Parents might also read about the “Nordoff/Robbins” approach, with its aim of psychological development. Here the focus is more on the musical development than in the case of the Orff approach. Musical instruments and the voice of the child play an important role.
Can music therapy complement ABA therapy?
Parents who are interested in music therapy for their ASD child might have consulted many professionals before, and may have tried other therapies with their child. They might have experiences with ABA (applied behavior analysis) therapy. It is believed by some experts that the calming influence of music therapy and its potential to reduce some challenging behaviors makes it a good intervention to use in combination with ABA therapy.
What results can I expect from music therapy?
Various autism research studies show music therapy is beneficial for tackling some challenging behaviors, reducing anxiety, and improving the attention of the child. Research also shows that music therapy can support self-confidence, improve social interaction, independence, concentration, attention, and motivation.
In different clinical studies, it has been found that there is a link between musical activities and learning outcomes. Meta-studies reveal that autistic children in particular show great musicality, so music therapy can be a useful intervention. Case studies show that music therapy can help build a bridge between the autistic child and the world outside.
Parents of children with autism are often told different things about music therapy. There is not as much literature or research available to support music therapy as some parents might find necessary. However, the general consensus is that music itself can have a positive impact on many people with autism: as well as neurotypical people.
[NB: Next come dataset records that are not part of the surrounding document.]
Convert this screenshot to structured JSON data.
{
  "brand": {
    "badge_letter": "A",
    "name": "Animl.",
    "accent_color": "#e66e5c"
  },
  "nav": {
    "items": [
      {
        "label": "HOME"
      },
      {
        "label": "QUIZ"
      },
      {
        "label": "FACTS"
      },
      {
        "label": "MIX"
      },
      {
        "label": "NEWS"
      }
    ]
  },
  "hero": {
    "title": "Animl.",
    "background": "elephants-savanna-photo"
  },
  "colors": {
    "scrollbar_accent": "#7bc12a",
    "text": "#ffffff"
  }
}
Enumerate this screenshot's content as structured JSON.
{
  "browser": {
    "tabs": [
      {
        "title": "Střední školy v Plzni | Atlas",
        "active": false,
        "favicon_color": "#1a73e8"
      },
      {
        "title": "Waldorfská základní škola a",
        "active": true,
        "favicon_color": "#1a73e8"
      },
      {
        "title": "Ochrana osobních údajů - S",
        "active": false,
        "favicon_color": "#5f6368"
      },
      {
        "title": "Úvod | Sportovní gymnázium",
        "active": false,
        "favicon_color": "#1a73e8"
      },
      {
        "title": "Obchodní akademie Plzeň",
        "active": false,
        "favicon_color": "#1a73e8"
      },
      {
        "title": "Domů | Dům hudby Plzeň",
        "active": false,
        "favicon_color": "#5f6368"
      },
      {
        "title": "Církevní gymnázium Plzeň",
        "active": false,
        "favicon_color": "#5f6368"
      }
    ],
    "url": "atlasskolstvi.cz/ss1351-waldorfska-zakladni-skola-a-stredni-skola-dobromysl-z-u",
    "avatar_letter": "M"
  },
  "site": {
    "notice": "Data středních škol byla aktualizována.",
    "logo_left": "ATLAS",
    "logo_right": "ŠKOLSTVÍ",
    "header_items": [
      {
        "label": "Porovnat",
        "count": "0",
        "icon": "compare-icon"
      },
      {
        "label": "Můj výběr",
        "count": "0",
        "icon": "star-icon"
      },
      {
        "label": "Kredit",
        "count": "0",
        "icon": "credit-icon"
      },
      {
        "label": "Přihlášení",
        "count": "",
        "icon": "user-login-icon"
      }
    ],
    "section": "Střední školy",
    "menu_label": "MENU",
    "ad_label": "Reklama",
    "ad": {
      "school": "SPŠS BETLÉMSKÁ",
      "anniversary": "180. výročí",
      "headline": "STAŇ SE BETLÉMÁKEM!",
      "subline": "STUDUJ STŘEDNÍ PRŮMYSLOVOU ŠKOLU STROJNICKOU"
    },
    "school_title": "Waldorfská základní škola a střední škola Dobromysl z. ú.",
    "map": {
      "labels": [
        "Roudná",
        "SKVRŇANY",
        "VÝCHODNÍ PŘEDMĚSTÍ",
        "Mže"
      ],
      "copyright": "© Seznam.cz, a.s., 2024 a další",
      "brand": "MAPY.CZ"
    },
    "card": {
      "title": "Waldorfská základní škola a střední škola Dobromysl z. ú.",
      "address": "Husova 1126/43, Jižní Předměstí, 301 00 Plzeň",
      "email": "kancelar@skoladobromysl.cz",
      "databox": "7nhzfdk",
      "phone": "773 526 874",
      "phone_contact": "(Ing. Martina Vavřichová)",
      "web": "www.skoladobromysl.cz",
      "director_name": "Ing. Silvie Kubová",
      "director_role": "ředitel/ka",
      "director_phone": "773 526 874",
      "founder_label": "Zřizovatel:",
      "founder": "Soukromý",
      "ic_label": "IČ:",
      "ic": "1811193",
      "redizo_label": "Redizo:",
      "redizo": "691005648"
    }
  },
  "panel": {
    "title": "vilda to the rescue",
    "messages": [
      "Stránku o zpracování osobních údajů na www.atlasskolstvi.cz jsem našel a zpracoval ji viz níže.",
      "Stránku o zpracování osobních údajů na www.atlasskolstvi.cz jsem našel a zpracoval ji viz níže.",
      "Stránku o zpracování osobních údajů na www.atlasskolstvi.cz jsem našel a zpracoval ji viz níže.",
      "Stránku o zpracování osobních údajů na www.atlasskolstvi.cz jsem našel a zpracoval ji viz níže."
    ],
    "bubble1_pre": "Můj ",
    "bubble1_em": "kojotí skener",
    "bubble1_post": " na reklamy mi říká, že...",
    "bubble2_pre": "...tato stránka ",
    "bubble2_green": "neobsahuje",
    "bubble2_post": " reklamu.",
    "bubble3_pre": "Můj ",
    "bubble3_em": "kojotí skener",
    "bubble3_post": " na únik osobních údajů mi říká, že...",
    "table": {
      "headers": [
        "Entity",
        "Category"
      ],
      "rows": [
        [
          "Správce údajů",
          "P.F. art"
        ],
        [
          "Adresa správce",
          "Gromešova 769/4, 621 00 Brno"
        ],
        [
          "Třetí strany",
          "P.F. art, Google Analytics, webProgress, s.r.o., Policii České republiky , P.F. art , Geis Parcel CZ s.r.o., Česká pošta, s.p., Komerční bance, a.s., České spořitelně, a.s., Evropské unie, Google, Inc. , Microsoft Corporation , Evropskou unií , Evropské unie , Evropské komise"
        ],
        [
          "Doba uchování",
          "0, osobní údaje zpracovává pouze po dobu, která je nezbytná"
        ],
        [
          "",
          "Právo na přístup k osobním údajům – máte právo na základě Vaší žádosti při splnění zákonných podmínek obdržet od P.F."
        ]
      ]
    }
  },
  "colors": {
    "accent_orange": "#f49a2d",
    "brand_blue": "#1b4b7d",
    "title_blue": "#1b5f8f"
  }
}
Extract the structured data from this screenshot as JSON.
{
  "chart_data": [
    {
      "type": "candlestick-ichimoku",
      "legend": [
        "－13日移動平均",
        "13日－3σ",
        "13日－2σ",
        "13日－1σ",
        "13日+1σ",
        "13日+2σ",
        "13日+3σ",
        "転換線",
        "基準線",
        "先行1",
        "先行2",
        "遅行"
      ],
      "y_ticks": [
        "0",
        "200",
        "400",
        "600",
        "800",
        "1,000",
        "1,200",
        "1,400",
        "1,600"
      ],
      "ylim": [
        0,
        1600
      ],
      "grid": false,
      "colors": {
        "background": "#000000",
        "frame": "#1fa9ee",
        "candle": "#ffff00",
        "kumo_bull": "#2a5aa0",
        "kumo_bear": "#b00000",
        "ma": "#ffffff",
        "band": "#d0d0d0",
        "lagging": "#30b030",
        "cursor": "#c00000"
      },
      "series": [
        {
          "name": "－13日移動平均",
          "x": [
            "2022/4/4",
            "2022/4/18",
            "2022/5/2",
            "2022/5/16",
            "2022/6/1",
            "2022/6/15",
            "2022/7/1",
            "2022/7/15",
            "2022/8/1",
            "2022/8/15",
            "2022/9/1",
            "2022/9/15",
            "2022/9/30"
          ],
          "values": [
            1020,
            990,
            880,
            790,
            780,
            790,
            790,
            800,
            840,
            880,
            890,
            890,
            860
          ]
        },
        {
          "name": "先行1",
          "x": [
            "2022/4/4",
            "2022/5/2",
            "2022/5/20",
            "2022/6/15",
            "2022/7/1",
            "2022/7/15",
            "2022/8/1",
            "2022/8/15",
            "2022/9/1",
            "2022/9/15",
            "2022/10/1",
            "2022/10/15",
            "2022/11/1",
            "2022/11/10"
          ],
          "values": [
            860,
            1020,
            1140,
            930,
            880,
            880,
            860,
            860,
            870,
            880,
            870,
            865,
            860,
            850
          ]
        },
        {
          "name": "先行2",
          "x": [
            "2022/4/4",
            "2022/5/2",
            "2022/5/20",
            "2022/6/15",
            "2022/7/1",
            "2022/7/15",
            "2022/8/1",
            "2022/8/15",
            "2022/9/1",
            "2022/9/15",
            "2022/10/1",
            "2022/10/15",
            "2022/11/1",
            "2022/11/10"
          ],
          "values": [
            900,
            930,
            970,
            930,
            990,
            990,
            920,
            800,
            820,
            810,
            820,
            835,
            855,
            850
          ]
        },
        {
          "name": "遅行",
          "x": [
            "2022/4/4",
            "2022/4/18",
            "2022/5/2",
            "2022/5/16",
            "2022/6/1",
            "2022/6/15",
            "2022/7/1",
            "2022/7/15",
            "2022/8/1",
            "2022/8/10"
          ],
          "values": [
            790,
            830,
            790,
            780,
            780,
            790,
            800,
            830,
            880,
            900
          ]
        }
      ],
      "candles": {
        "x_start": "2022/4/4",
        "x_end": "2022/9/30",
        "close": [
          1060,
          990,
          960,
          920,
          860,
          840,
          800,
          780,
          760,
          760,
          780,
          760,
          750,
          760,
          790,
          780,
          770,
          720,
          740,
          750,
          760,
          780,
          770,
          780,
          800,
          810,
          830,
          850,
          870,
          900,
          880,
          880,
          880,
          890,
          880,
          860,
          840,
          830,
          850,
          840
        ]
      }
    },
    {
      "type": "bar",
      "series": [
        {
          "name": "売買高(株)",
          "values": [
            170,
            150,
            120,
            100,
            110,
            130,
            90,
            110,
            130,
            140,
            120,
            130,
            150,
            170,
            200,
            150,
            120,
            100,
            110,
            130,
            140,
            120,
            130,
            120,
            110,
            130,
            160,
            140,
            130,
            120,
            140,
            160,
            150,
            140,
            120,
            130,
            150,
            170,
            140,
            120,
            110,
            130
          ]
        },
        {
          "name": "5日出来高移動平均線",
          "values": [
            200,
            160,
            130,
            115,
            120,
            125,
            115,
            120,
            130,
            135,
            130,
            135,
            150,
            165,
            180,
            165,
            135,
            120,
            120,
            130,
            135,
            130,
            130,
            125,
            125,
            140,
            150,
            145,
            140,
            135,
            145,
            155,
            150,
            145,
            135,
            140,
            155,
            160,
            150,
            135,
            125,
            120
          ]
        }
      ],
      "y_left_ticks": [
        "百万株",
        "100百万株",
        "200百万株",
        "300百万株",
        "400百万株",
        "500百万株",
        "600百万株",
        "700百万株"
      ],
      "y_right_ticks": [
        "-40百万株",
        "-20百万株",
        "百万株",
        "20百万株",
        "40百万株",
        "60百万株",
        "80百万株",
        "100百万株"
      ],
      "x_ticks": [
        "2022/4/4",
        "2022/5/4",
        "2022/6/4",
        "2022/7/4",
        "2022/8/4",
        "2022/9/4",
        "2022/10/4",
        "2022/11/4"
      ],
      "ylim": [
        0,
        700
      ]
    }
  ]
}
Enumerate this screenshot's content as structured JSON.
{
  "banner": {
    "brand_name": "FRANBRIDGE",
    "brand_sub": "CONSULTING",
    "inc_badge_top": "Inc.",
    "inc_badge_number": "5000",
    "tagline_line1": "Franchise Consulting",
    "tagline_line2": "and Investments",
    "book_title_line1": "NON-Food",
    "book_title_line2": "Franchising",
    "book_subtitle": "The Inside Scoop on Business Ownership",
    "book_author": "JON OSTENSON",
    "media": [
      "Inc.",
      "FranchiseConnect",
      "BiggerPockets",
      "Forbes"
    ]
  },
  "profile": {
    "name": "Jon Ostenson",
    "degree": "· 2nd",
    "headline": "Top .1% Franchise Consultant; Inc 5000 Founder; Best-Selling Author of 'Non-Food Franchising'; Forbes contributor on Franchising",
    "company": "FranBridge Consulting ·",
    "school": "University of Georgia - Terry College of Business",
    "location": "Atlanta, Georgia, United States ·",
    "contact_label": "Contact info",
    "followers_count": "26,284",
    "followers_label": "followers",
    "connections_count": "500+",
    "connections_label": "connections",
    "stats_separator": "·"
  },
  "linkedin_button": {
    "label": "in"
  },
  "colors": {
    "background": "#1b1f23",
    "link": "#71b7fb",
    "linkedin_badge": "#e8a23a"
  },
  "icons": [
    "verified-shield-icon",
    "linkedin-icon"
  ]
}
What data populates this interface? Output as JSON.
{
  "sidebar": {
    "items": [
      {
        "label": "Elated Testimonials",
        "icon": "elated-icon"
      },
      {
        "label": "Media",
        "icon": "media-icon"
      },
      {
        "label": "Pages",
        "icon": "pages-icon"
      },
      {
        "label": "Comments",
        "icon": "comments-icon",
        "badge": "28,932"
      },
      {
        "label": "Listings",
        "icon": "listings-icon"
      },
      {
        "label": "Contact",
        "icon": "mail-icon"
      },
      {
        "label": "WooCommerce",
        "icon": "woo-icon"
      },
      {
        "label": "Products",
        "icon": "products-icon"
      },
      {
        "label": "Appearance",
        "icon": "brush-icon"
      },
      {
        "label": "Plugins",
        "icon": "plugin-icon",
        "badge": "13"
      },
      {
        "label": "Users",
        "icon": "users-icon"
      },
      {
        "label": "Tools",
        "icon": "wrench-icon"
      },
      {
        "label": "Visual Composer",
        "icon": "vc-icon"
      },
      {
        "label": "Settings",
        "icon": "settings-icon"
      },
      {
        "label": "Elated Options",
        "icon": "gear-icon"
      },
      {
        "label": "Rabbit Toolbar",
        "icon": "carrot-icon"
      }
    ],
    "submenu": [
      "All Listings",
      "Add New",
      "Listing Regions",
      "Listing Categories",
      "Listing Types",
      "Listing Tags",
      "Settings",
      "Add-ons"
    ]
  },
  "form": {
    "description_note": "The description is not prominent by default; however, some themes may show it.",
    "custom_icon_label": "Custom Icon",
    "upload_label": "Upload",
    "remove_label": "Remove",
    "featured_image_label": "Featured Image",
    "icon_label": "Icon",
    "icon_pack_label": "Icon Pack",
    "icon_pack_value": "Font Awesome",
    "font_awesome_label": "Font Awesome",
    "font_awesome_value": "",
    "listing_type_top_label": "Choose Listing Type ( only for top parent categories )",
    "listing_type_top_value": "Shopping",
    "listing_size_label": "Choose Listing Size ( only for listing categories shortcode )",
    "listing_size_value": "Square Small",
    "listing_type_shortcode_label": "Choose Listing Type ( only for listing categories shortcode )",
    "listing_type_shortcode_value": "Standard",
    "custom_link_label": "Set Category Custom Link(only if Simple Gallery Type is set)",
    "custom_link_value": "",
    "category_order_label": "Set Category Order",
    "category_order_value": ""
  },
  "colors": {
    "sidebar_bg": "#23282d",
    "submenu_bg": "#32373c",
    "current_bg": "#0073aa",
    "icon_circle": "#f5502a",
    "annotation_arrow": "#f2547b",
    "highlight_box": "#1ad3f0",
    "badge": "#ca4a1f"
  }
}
All in all, music therapy is an approach worth considering for parents who want to help release their child from feelings of isolation and anxiety. Music therapy can be conducted in a group or in an individual setting. Although research is still fairly limited, it is hard to deny that music therapy can help an ASD child to learn through the means of improvisation, and to practice skills in a playful way. Music therapy is a means of connecting musical activities, sounds, and rhythm with social and communication skills. Evidence based, improvisational music therapy can also potentially improve spontaneous self-expression.
Aiming to achieve the highest standard of care, a good music therapist will ensure that each child with autism experiences joy in music and movement. Therapists should support each unique child to learn how to express happiness, anger, grief, and anxiety: and perhaps this can later help them to learn how to cope with these feelings in their everyday lives.